Collectively, our study arrived at the following findings and recommendations for choosing data analysis workflows for DIA-based single-cell proteomics: (1) Sparsity reduction is a primacy in the whole workflow. For the homogeneous cell lines in this study, working with 75% data completeness is a good trade-off between gaining detected proteins and reducing the burden of missing value imputation. This will be more complicated when analyzing many different cell types, where missing values will be much higher due to cell-type-specific effects. (2) It is unfeasible to find a one-size-fits-all workflow that is optimal for various single-cell proteomics datasets. Researchers may use a set of high-performing method combinations demonstrated here (Fig. 4b) or determined from spike-in experiments more specific to their sample processing schema and instrument settings. (3) Data analysis workflows can result in similar or contrary biological insights. Parallel analysis by the set of high-performing method combinations could allow a comprehensive interpretation of single-cell proteomics results. A promising future development would be the integration of the results across workflows (e.g., using a voting model).

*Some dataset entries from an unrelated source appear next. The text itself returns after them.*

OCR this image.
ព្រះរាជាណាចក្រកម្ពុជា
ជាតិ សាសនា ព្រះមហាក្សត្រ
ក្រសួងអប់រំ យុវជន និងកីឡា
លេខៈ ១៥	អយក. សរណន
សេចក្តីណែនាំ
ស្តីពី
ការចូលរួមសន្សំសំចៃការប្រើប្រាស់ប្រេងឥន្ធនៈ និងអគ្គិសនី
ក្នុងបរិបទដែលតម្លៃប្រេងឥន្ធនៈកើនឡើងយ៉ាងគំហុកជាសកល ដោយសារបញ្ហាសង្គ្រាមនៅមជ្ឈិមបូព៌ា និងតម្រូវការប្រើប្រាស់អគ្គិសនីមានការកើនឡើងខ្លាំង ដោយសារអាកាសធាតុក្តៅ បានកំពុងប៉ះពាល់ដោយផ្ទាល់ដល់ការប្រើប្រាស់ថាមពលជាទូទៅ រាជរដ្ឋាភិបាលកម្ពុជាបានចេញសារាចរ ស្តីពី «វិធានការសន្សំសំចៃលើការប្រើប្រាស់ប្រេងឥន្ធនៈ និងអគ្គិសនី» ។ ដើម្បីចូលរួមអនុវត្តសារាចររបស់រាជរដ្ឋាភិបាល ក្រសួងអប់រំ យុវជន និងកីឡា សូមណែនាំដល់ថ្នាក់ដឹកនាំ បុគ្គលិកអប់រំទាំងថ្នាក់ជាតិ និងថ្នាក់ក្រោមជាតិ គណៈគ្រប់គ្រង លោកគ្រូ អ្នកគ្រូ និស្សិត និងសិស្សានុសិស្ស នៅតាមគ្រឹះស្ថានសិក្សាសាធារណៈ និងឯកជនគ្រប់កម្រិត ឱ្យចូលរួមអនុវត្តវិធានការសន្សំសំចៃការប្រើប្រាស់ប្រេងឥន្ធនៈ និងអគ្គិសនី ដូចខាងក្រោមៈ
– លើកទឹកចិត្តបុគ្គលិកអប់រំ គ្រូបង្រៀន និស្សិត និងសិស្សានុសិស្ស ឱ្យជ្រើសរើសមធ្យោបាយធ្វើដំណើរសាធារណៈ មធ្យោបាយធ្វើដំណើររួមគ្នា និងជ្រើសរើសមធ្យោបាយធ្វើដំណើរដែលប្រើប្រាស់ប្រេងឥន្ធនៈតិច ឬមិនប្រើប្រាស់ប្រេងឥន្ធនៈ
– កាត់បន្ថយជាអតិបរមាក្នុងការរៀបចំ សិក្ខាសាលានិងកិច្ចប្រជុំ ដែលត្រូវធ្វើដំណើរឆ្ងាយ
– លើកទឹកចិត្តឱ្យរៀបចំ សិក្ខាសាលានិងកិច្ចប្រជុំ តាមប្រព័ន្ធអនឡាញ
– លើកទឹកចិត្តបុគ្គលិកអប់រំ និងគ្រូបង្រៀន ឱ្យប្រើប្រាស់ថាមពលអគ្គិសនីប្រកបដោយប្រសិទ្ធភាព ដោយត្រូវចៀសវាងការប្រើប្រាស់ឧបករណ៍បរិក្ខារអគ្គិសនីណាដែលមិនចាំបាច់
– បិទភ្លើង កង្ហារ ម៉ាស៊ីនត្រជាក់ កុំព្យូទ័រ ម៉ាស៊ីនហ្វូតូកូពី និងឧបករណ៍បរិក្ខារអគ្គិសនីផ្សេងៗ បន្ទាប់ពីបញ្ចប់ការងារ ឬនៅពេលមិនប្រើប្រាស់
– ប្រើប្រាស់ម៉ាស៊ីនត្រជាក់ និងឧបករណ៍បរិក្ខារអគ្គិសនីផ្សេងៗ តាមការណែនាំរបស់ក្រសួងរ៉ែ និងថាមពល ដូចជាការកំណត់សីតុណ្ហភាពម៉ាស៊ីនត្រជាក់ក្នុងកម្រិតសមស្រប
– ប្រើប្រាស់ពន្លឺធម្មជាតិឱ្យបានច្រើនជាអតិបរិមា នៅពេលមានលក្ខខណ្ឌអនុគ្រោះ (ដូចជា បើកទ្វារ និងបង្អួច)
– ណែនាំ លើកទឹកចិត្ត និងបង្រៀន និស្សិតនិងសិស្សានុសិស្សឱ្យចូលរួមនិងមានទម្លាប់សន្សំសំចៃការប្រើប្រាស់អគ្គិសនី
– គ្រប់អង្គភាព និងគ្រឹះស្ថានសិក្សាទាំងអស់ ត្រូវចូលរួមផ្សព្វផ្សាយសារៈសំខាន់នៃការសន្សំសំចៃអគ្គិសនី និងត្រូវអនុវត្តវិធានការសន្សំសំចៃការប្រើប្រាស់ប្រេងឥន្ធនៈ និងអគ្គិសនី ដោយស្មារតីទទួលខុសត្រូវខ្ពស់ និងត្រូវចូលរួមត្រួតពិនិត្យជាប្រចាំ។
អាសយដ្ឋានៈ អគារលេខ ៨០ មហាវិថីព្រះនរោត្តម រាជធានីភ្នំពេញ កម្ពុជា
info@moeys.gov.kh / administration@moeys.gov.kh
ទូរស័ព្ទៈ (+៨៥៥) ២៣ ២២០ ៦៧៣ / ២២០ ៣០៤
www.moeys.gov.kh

Notably, the results were produced by the latest versions of software that we had access at the time this study started. As the software is rapidly evolving, benchmarking of their performance needs an active update by the community beyond this study. We released the framework for benchmarking and analysis as an open-access tool named SCPDA. Although it was demonstrated here for timsTOF series instruments, the same processing scheme can be applied to optimizing data analysis workflows for Orbitrap or the recently emerging Astral mass spectrometers12. We expect that our work will provide resources aiding the data analysis of single-cell proteomics to the community.
Methods
Preparation of mixed-proteome samples
Two types of mixed-proteome samples were used for benchmarking.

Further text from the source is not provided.